Example No. 1: Identification of the original cause of the gap in security
Here is a fragment of the agent’s reasoning on the main cause of the patch generated by CodeMender, after analyzing the Debuger’s results and code search tools.
Although the last patch in this example changed only a few lines of the code, the original cause of the gap was not immediately clear. In this case, the report on the failure showed the overflow of the stroke buffer, but the actual problem lay elsewhere – incorrect management of the stack of XML (Extensible Markup Language) elements during analysis.
Example No. 2: The agent can create non -trivial patches
In this example, the CodeMender agent managed to develop a non -skilled patch that solves the convoluted problem of the life of the object.
The agent not only managed to find the cause of the gap, but also to modify a completely non -standard Code C code generation system under the project.
Proactive rewriting of the existing code to raise safety
We also designed CodeMender to rewrite the existing code to apply safer Data Structures and API interfaces.
For example, we have implemented Codemender for apply -Fbounds-security Annotations for a part of a commonly used image compression library called libwebp. When -Fbounds-security Annotations are used, the compiler adds control of the borders to the code to prevent the attacker from using the overflow or failure to complete the buffer to perform any code.

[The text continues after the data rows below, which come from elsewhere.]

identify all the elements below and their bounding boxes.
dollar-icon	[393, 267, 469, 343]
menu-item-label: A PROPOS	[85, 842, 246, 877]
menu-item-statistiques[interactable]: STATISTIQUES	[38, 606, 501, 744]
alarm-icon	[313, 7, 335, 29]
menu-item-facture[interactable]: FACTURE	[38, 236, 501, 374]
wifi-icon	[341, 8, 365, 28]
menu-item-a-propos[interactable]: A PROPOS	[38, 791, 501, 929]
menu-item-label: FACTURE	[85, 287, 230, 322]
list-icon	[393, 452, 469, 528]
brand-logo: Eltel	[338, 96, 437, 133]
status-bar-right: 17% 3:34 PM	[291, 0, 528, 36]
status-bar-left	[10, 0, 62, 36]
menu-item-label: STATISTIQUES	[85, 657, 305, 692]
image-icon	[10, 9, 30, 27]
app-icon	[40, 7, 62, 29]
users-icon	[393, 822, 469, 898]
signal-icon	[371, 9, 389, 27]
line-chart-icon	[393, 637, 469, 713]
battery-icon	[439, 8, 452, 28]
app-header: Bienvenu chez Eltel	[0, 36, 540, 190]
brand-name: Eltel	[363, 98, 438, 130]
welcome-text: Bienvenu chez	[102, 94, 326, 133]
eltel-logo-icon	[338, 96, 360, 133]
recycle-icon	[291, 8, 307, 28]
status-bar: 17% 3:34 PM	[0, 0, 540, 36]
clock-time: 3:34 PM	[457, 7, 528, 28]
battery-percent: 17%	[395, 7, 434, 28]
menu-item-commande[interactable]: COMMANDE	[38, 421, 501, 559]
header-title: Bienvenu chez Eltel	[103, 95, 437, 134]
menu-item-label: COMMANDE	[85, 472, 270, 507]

A few years ago in Libwebp a gap in security related to the overflow of the pile buffer (CVE-2023-4863) was used by a person who is a threat under Exploit on iOS requiring zero click. WITH -Fbounds-security Annotations, this gap, like most other buffer overflow in the project in which we used annotations, would always become impossible to apply.
In the video carousel below we show examples of the agent’s decision -making process, including the stages of validation.
Example No. 1: Agent’s reasoning steps
In this example, Agent Codemender is asked to deal with the following issues -Fbounds-security Error turned on bit_bębokości indicator:
Example No. 2: The agent automatically corrects errors and test failures
Another key feature of Codemender is his ability to automatically improve novel errors and any failure of tests that result from their own annotations. Here is an example of recovering the agent after a compilation error.
Example No. 3: The agent checks the changes
In this example, Agent Codemender modifies the function, and then uses the LLM assessment tool configured for functional equivalence to check if the functionality remains intact. When the tool detects a failure, the agent himself corrects an error based on the opinion of the LLM judge.
Software safety for everyone
Although our early results from Codemender are promising, we take a cautious approach, focusing on reliability. Currently, all patches generated by Codemender are checked by researchers before sending them to the main source of software.
Using Codemender, we have already started sending corrections to various critical open source libraries, many of which have already been accepted and further sent. We gradually accelerate this process to ensure quality and systematically take into account the opinions of the Open Source community.
We will also gradually reach interested carers of key Open Source projects with corrections generated by Codemender. We hope that by based on the opinions obtained in this process, we will provide CodeMender as a tool that all software developers will be able to apply to ensure the safety of their code databases.
We will provide a number of techniques and results that we intend to publish in the form of technical articles and reports in the coming months. Thanks to CodeMender, we have just started to discover the amazing potential of artificial intelligence in increasing the safety of software for everyone.
Thanks
Creators (mentioned in alphabetical order):
Alex Rebert, Armman Hasanzadeh, Carlo Lemos, Charles Sutton, Dongge Liu, Gogul Balakrishnan, HIEP CHY, James Zern, Koushik Sen, Liang, Liang, Max Shavrick, Oliver Chang and Petros Manic.